The Office for National Statistics published new CPI data on Wednesday which showed inflation rose by 6.7% in the 12 months to August compared to 6.8% in July. The fall in inflation from the previous month surprised the market, with most analysts predicting an increase to 7% due to the recent pick-up in oil prices. A key metric for central bankers, core inflation (which excludes more volatile items like food and energy) was down from 6.9% in July to 6.2% in August. The pound was weaker on the news as investors lowered interest rate expectations, with sectors sensitive to rates such as property and domestically-focused companies enjoying a welcome bounce.
As expected, on Wednesday night the Fed held interest rates at a 22-year high at a target range of 5.25-5.5%. Chair Jerome Powell was keen to stress that while price pressures have shown some encouraging signs of easing, the challenge of getting inflation back down to a 2% target is far from over and opened the door to further interest rate rises before the end of 2024. “Inflation has moderated somewhat since the middle of last year, and longer-term inflation expectations appear to remain well anchored as reflected in a broad range of surveys of households, businesses and forecasters as well as measures from financial markets.
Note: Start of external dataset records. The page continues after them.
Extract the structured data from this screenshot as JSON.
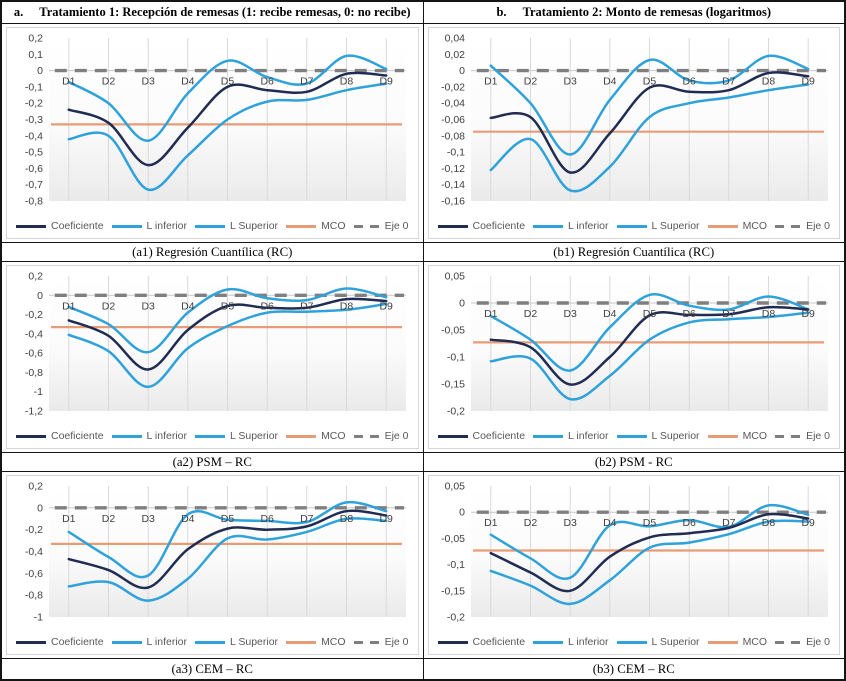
{
  "header": {
    "col_a_prefix": "a.",
    "col_a_title": "Tratamiento 1: Recepción de remesas (1: recibe remesas, 0: no recibe)",
    "col_b_prefix": "b.",
    "col_b_title": "Tratamiento 2: Monto de remesas (logaritmos)"
  },
  "captions": [
    "(a1) Regresión Cuantílica (RC)",
    "(b1) Regresión Cuantílica (RC)",
    "(a2) PSM – RC",
    "(b2) PSM - RC",
    "(a3) CEM – RC",
    "(b3) CEM – RC"
  ],
  "colors": {
    "coeficiente": "#202c52",
    "banda_confianza": "#2fa2db",
    "mco": "#e89b77",
    "eje0": "#7f7f7f",
    "gridline": "#d9d9d9",
    "zero_axis": "#c8c8c8",
    "tick_text": "#404040"
  },
  "legend": {
    "position": "bottom",
    "items": [
      {
        "label": "Coeficiente",
        "color": "#202c52",
        "style": "solid"
      },
      {
        "label": "L inferior",
        "color": "#2fa2db",
        "style": "solid"
      },
      {
        "label": "L Superior",
        "color": "#2fa2db",
        "style": "solid"
      },
      {
        "label": "MCO",
        "color": "#e89b77",
        "style": "solid"
      },
      {
        "label": "Eje 0",
        "color": "#7f7f7f",
        "style": "dashed"
      }
    ]
  },
  "chart_data": [
    {
      "id": "a1",
      "type": "line",
      "title": "(a1) Regresión Cuantílica (RC)",
      "categories": [
        "D1",
        "D2",
        "D3",
        "D4",
        "D5",
        "D6",
        "D7",
        "D8",
        "D9"
      ],
      "ylim": [
        -0.8,
        0.2
      ],
      "grid": "vertical",
      "legend_position": "bottom",
      "yticks": [
        [
          0.2,
          "0,2"
        ],
        [
          0.1,
          "0,1"
        ],
        [
          0,
          "0"
        ],
        [
          -0.1,
          "-0,1"
        ],
        [
          -0.2,
          "-0,2"
        ],
        [
          -0.3,
          "-0,3"
        ],
        [
          -0.4,
          "-0,4"
        ],
        [
          -0.5,
          "-0,5"
        ],
        [
          -0.6,
          "-0,6"
        ],
        [
          -0.7,
          "-0,7"
        ],
        [
          -0.8,
          "-0,8"
        ]
      ],
      "series": [
        {
          "name": "Coeficiente",
          "color": "#202c52",
          "values": [
            -0.24,
            -0.32,
            -0.58,
            -0.35,
            -0.1,
            -0.12,
            -0.13,
            -0.02,
            -0.03
          ]
        },
        {
          "name": "L inferior",
          "color": "#2fa2db",
          "values": [
            -0.42,
            -0.4,
            -0.73,
            -0.52,
            -0.3,
            -0.19,
            -0.18,
            -0.12,
            -0.08
          ]
        },
        {
          "name": "L Superior",
          "color": "#2fa2db",
          "values": [
            -0.07,
            -0.2,
            -0.43,
            -0.14,
            0.06,
            -0.04,
            -0.08,
            0.09,
            0.01
          ]
        },
        {
          "name": "MCO",
          "color": "#e89b77",
          "value": -0.33
        },
        {
          "name": "Eje 0",
          "color": "#7f7f7f",
          "value": 0,
          "dashed": true
        }
      ]
    },
    {
      "id": "b1",
      "type": "line",
      "title": "(b1) Regresión Cuantílica (RC)",
      "categories": [
        "D1",
        "D2",
        "D3",
        "D4",
        "D5",
        "D6",
        "D7",
        "D8",
        "D9"
      ],
      "ylim": [
        -0.16,
        0.04
      ],
      "grid": "vertical",
      "legend_position": "bottom",
      "yticks": [
        [
          0.04,
          "0,04"
        ],
        [
          0.02,
          "0,02"
        ],
        [
          0,
          "0"
        ],
        [
          -0.02,
          "-0,02"
        ],
        [
          -0.04,
          "-0,04"
        ],
        [
          -0.06,
          "-0,06"
        ],
        [
          -0.08,
          "-0,08"
        ],
        [
          -0.1,
          "-0,1"
        ],
        [
          -0.12,
          "-0,12"
        ],
        [
          -0.14,
          "-0,14"
        ],
        [
          -0.16,
          "-0,16"
        ]
      ],
      "series": [
        {
          "name": "Coeficiente",
          "color": "#202c52",
          "values": [
            -0.058,
            -0.057,
            -0.125,
            -0.077,
            -0.021,
            -0.026,
            -0.024,
            -0.003,
            -0.007
          ]
        },
        {
          "name": "L inferior",
          "color": "#2fa2db",
          "values": [
            -0.122,
            -0.084,
            -0.147,
            -0.118,
            -0.057,
            -0.04,
            -0.033,
            -0.024,
            -0.017
          ]
        },
        {
          "name": "L Superior",
          "color": "#2fa2db",
          "values": [
            0.006,
            -0.04,
            -0.103,
            -0.036,
            0.013,
            -0.012,
            -0.012,
            0.018,
            0.002
          ]
        },
        {
          "name": "MCO",
          "color": "#e89b77",
          "value": -0.075
        },
        {
          "name": "Eje 0",
          "color": "#7f7f7f",
          "value": 0,
          "dashed": true
        }
      ]
    },
    {
      "id": "a2",
      "type": "line",
      "title": "(a2) PSM – RC",
      "categories": [
        "D1",
        "D2",
        "D3",
        "D4",
        "D5",
        "D6",
        "D7",
        "D8",
        "D9"
      ],
      "ylim": [
        -1.2,
        0.2
      ],
      "grid": "vertical",
      "legend_position": "bottom",
      "yticks": [
        [
          0.2,
          "0,2"
        ],
        [
          0,
          "0"
        ],
        [
          -0.2,
          "-0,2"
        ],
        [
          -0.4,
          "-0,4"
        ],
        [
          -0.6,
          "-0,6"
        ],
        [
          -0.8,
          "-0,8"
        ],
        [
          -1,
          "-1"
        ],
        [
          -1.2,
          "-1,2"
        ]
      ],
      "series": [
        {
          "name": "Coeficiente",
          "color": "#202c52",
          "values": [
            -0.26,
            -0.42,
            -0.77,
            -0.36,
            -0.11,
            -0.13,
            -0.13,
            -0.04,
            -0.06
          ]
        },
        {
          "name": "L inferior",
          "color": "#2fa2db",
          "values": [
            -0.41,
            -0.58,
            -0.95,
            -0.55,
            -0.32,
            -0.18,
            -0.17,
            -0.15,
            -0.09
          ]
        },
        {
          "name": "L Superior",
          "color": "#2fa2db",
          "values": [
            -0.12,
            -0.3,
            -0.59,
            -0.18,
            0.06,
            -0.03,
            -0.05,
            0.07,
            -0.02
          ]
        },
        {
          "name": "MCO",
          "color": "#e89b77",
          "value": -0.33
        },
        {
          "name": "Eje 0",
          "color": "#7f7f7f",
          "value": 0,
          "dashed": true
        }
      ]
    },
    {
      "id": "b2",
      "type": "line",
      "title": "(b2) PSM - RC",
      "categories": [
        "D1",
        "D2",
        "D3",
        "D4",
        "D5",
        "D6",
        "D7",
        "D8",
        "D9"
      ],
      "ylim": [
        -0.2,
        0.05
      ],
      "grid": "vertical",
      "legend_position": "bottom",
      "yticks": [
        [
          0.05,
          "0,05"
        ],
        [
          0,
          "0"
        ],
        [
          -0.05,
          "-0,05"
        ],
        [
          -0.1,
          "-0,1"
        ],
        [
          -0.15,
          "-0,15"
        ],
        [
          -0.2,
          "-0,2"
        ]
      ],
      "series": [
        {
          "name": "Coeficiente",
          "color": "#202c52",
          "values": [
            -0.068,
            -0.082,
            -0.151,
            -0.1,
            -0.023,
            -0.022,
            -0.021,
            -0.008,
            -0.012
          ]
        },
        {
          "name": "L inferior",
          "color": "#2fa2db",
          "values": [
            -0.108,
            -0.103,
            -0.178,
            -0.135,
            -0.068,
            -0.036,
            -0.03,
            -0.026,
            -0.018
          ]
        },
        {
          "name": "L Superior",
          "color": "#2fa2db",
          "values": [
            -0.024,
            -0.068,
            -0.125,
            -0.045,
            0.015,
            -0.005,
            -0.012,
            0.012,
            -0.012
          ]
        },
        {
          "name": "MCO",
          "color": "#e89b77",
          "value": -0.073
        },
        {
          "name": "Eje 0",
          "color": "#7f7f7f",
          "value": 0,
          "dashed": true
        }
      ]
    },
    {
      "id": "a3",
      "type": "line",
      "title": "(a3) CEM – RC",
      "categories": [
        "D1",
        "D2",
        "D3",
        "D4",
        "D5",
        "D6",
        "D7",
        "D8",
        "D9"
      ],
      "ylim": [
        -1,
        0.2
      ],
      "grid": "vertical",
      "legend_position": "bottom",
      "yticks": [
        [
          0.2,
          "0,2"
        ],
        [
          0,
          "0"
        ],
        [
          -0.2,
          "-0,2"
        ],
        [
          -0.4,
          "-0,4"
        ],
        [
          -0.6,
          "-0,6"
        ],
        [
          -0.8,
          "-0,8"
        ],
        [
          -1,
          "-1"
        ]
      ],
      "series": [
        {
          "name": "Coeficiente",
          "color": "#202c52",
          "values": [
            -0.47,
            -0.57,
            -0.73,
            -0.38,
            -0.19,
            -0.2,
            -0.17,
            -0.03,
            -0.07
          ]
        },
        {
          "name": "L inferior",
          "color": "#2fa2db",
          "values": [
            -0.72,
            -0.68,
            -0.85,
            -0.65,
            -0.28,
            -0.29,
            -0.22,
            -0.1,
            -0.12
          ]
        },
        {
          "name": "L Superior",
          "color": "#2fa2db",
          "values": [
            -0.22,
            -0.45,
            -0.62,
            -0.06,
            -0.11,
            -0.12,
            -0.13,
            0.05,
            -0.03
          ]
        },
        {
          "name": "MCO",
          "color": "#e89b77",
          "value": -0.33
        },
        {
          "name": "Eje 0",
          "color": "#7f7f7f",
          "value": 0,
          "dashed": true
        }
      ]
    },
    {
      "id": "b3",
      "type": "line",
      "title": "(b3) CEM – RC",
      "categories": [
        "D1",
        "D2",
        "D3",
        "D4",
        "D5",
        "D6",
        "D7",
        "D8",
        "D9"
      ],
      "ylim": [
        -0.2,
        0.05
      ],
      "grid": "vertical",
      "legend_position": "bottom",
      "yticks": [
        [
          0.05,
          "0,05"
        ],
        [
          0,
          "0"
        ],
        [
          -0.05,
          "-0,05"
        ],
        [
          -0.1,
          "-0,1"
        ],
        [
          -0.15,
          "-0,15"
        ],
        [
          -0.2,
          "-0,2"
        ]
      ],
      "series": [
        {
          "name": "Coeficiente",
          "color": "#202c52",
          "values": [
            -0.078,
            -0.115,
            -0.15,
            -0.085,
            -0.048,
            -0.04,
            -0.03,
            -0.004,
            -0.012
          ]
        },
        {
          "name": "L inferior",
          "color": "#2fa2db",
          "values": [
            -0.112,
            -0.14,
            -0.175,
            -0.13,
            -0.068,
            -0.058,
            -0.042,
            -0.018,
            -0.018
          ]
        },
        {
          "name": "L Superior",
          "color": "#2fa2db",
          "values": [
            -0.043,
            -0.088,
            -0.125,
            -0.025,
            -0.027,
            -0.015,
            -0.028,
            0.013,
            -0.005
          ]
        },
        {
          "name": "MCO",
          "color": "#e89b77",
          "value": -0.073
        },
        {
          "name": "Eje 0",
          "color": "#7f7f7f",
          "value": 0,
          "dashed": true
        }
      ]
    }
  ]
}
Nevertheless, the process of getting inflation sustainably down to 2% has a long way to go,” he said.
Any parents who recently enjoyed a summer holiday involving a decent car journey will be familiar with the frequent calls, “Are we nearly there yet?” Investors were keen to ask the same question to the Bank of England ahead of their meeting on Thursday. With a vote of 5-4, the central bank surprised markets and held interest rates, perhaps now marking the top of the hiking cycle.
With an interest rate rise having looked nailed on a couple of weeks ago, the surprise fall in inflation earlier in the week perhaps tipped the balance for a couple of the members of the Monetary Policy Committee. I wouldn’t expect any cuts soon, though. Rates are now expected to be held while the bank monitors inflation in the months ahead. In a statement, the committee said, “Monetary policy will need to be sufficiently restrictive for sufficiently long to return inflation to the 2% target sustainably in the medium term.”